The Durham Report Offered Few Conclusions. The Right Drew Its Own.

“Bombshell,” screamed The Federalist in all capital letters. A “treasonous charade,” former President Donald J. Trump declared. “Who should go to jail?” demanded Representative Marjorie Taylor Greene.

A report by the special counsel John H. Durham on the origins of the F.B.I.’s investigation into the Trump campaign’s work with Russia recommended no further prosecutions, produced no startling revelations and declined to suggest any “wholesale changes” to F.B.I. rules for politically sensitive investigations.

But in the world where Mr. Trump and his supporters operate, Mr. Durham’s four-year investigation was Watergate times 10, or 100. Mr. Durham’s awesome prosecutorial powers led to two minor criminal cases, both of which ended in acquittal. A former F.B.I. lawyer pleaded guilty to altering an email to help prepare a wiretap application.

Yet the former president and his allies in the conservative media bubble and in Congress found in Mr. Durham’s 306-page report what they needed. In their view, the contents amplify a long-held position that the F.B.I.’s investigation into Russia’s intervention in the 2016 election, known as Crossfire Hurricane — and the Trump campaign’s active or passive abetting of it — was a political vendetta concocted by Hillary Clinton and her willing accomplices in federal law enforcement.

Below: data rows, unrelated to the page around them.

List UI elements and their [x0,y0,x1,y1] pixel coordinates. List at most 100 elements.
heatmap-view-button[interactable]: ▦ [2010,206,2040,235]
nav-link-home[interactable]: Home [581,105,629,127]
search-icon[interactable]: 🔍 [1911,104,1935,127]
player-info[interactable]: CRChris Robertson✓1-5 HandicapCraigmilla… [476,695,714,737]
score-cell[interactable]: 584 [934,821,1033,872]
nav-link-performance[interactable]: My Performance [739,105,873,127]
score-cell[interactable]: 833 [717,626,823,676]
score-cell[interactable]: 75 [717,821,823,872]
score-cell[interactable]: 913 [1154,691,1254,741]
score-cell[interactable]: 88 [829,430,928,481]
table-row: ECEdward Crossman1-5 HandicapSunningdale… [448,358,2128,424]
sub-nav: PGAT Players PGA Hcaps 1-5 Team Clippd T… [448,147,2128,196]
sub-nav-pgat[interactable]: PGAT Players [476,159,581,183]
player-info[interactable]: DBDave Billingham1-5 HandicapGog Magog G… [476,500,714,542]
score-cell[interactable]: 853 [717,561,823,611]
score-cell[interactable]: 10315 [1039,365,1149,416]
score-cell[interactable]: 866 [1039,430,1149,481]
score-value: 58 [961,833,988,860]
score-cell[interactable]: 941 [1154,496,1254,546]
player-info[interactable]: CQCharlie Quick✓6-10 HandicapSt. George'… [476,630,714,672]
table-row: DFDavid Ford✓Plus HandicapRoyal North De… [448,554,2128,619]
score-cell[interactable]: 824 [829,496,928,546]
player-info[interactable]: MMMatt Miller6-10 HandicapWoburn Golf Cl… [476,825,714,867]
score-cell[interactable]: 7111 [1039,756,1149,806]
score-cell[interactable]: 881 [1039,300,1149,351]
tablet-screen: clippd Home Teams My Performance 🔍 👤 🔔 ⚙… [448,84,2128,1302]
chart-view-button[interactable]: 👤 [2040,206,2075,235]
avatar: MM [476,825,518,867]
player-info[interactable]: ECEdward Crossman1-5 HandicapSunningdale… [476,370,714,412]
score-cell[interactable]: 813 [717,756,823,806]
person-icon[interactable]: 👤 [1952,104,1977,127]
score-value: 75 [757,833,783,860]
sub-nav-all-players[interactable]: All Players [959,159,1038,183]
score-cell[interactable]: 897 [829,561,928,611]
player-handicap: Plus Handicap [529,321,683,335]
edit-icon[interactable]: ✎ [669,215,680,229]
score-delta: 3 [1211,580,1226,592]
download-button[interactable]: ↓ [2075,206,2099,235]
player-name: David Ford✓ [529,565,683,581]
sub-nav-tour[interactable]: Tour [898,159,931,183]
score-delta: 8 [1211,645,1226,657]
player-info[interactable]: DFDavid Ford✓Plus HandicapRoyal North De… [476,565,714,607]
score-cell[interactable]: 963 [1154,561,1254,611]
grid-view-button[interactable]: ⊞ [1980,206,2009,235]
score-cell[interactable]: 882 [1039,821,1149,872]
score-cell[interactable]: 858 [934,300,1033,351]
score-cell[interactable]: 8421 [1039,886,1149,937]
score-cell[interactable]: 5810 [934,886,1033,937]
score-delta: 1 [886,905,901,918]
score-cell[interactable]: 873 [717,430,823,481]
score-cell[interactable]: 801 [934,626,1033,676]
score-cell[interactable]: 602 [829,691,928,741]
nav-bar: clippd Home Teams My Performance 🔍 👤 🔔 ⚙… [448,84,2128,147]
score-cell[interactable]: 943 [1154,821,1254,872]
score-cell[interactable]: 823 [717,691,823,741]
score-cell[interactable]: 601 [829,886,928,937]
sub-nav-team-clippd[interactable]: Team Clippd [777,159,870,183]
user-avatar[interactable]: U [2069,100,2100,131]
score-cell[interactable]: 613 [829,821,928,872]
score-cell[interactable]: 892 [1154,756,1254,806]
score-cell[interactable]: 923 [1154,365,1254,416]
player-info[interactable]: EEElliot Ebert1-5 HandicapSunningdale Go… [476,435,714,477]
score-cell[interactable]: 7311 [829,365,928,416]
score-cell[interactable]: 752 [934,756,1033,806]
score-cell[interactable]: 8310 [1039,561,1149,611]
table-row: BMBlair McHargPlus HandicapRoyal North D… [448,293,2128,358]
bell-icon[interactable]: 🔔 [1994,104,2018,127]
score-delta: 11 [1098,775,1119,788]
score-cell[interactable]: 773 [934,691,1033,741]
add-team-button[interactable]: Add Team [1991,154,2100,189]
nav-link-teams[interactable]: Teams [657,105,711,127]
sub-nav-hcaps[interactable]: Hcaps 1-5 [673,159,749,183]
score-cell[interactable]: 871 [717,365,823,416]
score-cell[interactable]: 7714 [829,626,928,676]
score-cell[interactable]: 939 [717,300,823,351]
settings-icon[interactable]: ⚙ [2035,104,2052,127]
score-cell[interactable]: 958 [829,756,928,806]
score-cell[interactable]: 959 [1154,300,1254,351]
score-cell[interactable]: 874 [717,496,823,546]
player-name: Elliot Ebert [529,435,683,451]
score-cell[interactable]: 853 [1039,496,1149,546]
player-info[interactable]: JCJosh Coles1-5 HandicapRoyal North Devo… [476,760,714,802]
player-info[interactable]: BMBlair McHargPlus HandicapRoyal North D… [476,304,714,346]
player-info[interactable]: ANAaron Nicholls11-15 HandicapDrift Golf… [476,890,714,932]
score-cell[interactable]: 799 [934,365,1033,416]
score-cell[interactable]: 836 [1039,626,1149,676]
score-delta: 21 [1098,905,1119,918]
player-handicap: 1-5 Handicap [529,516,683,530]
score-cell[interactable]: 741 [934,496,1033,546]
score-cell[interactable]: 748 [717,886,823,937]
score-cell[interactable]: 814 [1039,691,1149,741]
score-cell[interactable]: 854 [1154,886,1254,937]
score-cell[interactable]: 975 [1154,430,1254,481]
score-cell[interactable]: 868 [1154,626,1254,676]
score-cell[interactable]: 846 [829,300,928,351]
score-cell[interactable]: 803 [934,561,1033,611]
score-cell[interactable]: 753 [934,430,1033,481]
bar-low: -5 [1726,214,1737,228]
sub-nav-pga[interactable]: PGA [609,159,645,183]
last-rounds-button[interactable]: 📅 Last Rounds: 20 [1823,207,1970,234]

With Mr. Durham’s investigation now officially finished, no court cases or indictments will advance such claims. But the Republican interpretation of the final Durham report will feed a narrative of “Deep State” corruption that is fueling not only Mr. Trump’s quest for the White House in 2024 but that of many of his rivals for the Republican nomination. The vilification of federal bureaucracy was already an emerging theme in the fight to be the Republican standard-bearer. Regardless of Mr. Durham’s actual conclusions, his report appears to serve that theme.

Gov. Ron DeSantis of Florida, Mr. Trump’s closest competitor in the still-early Republican primary race, promised on Monday “to clean house” at “weaponized federal agencies,” which he said had “manufactured a false conspiracy theory.”

“Heads need to roll,” another competitor, former Gov. Nikki Haley of South Carolina, said.

Mr. Trump had termed the Russia investigation “the crime of the century,” and with no one doing time for that crime, the Durham report could still prove to be Exhibit A in how the American right seems to be living in its own universe — and how Mr. Trump still dictates the parameters of that separate reality.

On his Truth Social website, Mr. Trump said the special prosecutor had concluded that “the FBI should never have launched the Trump-Russia Probe!” In fact, Mr. Durham said he agreed that the F.B.I. should have opened a preliminary investigation.

“I, and much more importantly, the American public have been victims of this long-running and treasonous charade started by the Democrats — started by Comey,” Mr. Trump told Fox News Digital. “There must be a heavy price to pay for putting our country through this.”

Repeated fund-raising emails from Mr. Trump were headlined “I WAS FRAMED.”

The conservative website The Federalist picked up the cudgel, attacking The New York Times’s initial coverage of contacts between Russian intelligence officials and associates of Mr. Trump, reporting that earned The Times a Pulitzer Prize.

And on Twitter, Mr. Trump’s most reliable allies in Congress framed the final report as explosive and groundbreaking, the opposite conclusion of mainstream media outlets. Mr. Durham may have pursued no major prosecutions, but Republicans demanded them.

“Democrats attempted a coup against President Trump with their ‘Russia Russia Russia’ hoax,” wrote Ms. Greene, Republican of Georgia.

Representative Lauren Boebert, Republican of Colorado, urged her supporters to “get active” and “fight to make things better.”

“Let this be your wake-up call: they’re trying to take our country away from us,” she wrote on Twitter.

Others who piled on included Representative Elise Stefanik of New York, the House Republican Conference chairwoman; the commentator Ben Shapiro; and Representative Matt Gaetz, Republican of Florida. Conservative media outlets such as The New York Post and Breitbart weighed in, implicating Ms. Clinton, President Biden, former President Barack Obama and a vast cast of Democrats in what Breitbart called the “collusion hoax.”

“Shut down the F.B.I.,” said the entrepreneur and Republican candidate Vivek Ramaswamy, who has made castigation of the “administrative state” central to his campaign.